Menuju masyarakat petani Gunungkidul, keyakinan terhadap Dewi Sri sang pelindung padi dan pertanian masih tersisa sampai saat ini. Meski tidak semeriah jaman dahulu, masih ada petani di Patuk, Playen, Karangmojo, Ponjong, dan Semin yang nguri-uri tradisi membuat “sega wiwit“. Ya sesajen yang dibawa ke ladang sebelum memanen, petani atau tetua dusun memohon doa dan berkah sebelum pertama kali memetik panenan padi dan membawanya ke rumah atau lumbung panenan. Ada yang memberi nama sebagai tradisi Boyongan Dewi Sri atau Sri Mulih dari sawah ke lumbung atau rumah.

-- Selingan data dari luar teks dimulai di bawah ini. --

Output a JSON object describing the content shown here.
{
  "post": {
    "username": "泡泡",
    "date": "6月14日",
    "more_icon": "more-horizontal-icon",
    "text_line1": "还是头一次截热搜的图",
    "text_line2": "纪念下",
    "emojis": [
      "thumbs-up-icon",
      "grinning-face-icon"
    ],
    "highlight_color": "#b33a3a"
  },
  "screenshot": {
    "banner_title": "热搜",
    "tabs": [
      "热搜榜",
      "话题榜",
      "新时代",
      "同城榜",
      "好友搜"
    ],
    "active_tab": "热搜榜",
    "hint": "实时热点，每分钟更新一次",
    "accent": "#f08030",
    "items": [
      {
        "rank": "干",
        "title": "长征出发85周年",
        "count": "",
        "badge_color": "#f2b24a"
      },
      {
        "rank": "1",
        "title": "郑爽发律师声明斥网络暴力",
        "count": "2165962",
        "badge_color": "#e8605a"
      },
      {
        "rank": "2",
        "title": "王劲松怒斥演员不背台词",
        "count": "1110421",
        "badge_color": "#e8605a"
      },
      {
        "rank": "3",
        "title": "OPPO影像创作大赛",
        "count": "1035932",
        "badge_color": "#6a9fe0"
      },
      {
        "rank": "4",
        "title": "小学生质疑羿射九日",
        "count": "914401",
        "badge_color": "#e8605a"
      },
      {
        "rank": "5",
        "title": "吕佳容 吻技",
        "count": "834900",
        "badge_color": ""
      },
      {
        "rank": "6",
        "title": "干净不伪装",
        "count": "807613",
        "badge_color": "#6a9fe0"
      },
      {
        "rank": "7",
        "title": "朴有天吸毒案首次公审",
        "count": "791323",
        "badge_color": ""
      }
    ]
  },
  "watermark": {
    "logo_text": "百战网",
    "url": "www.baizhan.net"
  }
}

Di rumah petani gagrak lawas Gunungkidul, masih sering ditemui untaian batang padi yang diikat jadi satu dan dengan sengaja ditempelkan di dinding ruang tamu rumahnya. Jangan kaget, selain menemukan lambang Garuda Pancasila berikut foto presiden dan wakil presiden, pasti akan menjumpai bulir-bulir padi yang masih terikat utuh yang tertempel di dinding rumah. Itulah tanda hormat dan kecintaan para petani kepada Dewi Sri sang pelindung tanaman pokok yang diolahnya. Dalam konteks masa kini, makna Dewi Sri bukanlah sesuatu yang absurd, mitologi ini sebenarnya menjadi cara petani sebagai manusia arkais memberikan wejangan kepada anak cucunya, bahwa Sang Ilahi yang adikodrati itulah penyelenggara dan pelindung kehidupan.
Perkakas lain yang akrab dalam khazanah petani adalah lesung dan tentu saja berikut alu-nya. Ketika teknologi pertanian belum ber-evolusi dan juga belum ber-revolusi seperti sekarang ini, lesung dan alu merupakan alat utama pengolah padi menjadi beras. Beras yang menjadi bahan pangan utama masyarakat Jawa, Nusantara, dan kawasan Asia. Bagi petani, lumpang alu menjadi benda berharga. Ia dirawat dengan sepenuh hati.
“Lesung jumengglung sru imbal-imbalan, lesung jumengglung maneker mangungkung, ngumandhang ngebeki sajroning pradesan….” Tembang karya Ki Narta Sabda ini menggambarkan, betapa merdu dan dominannya tetabuhan lesung di pedesaan jaman dahulu. Tentunya sebelum terlibas mesin huller atau selepan padi door to door yang kini jemput bola siap melayani petani yang akan menggilingkan padi miliknya.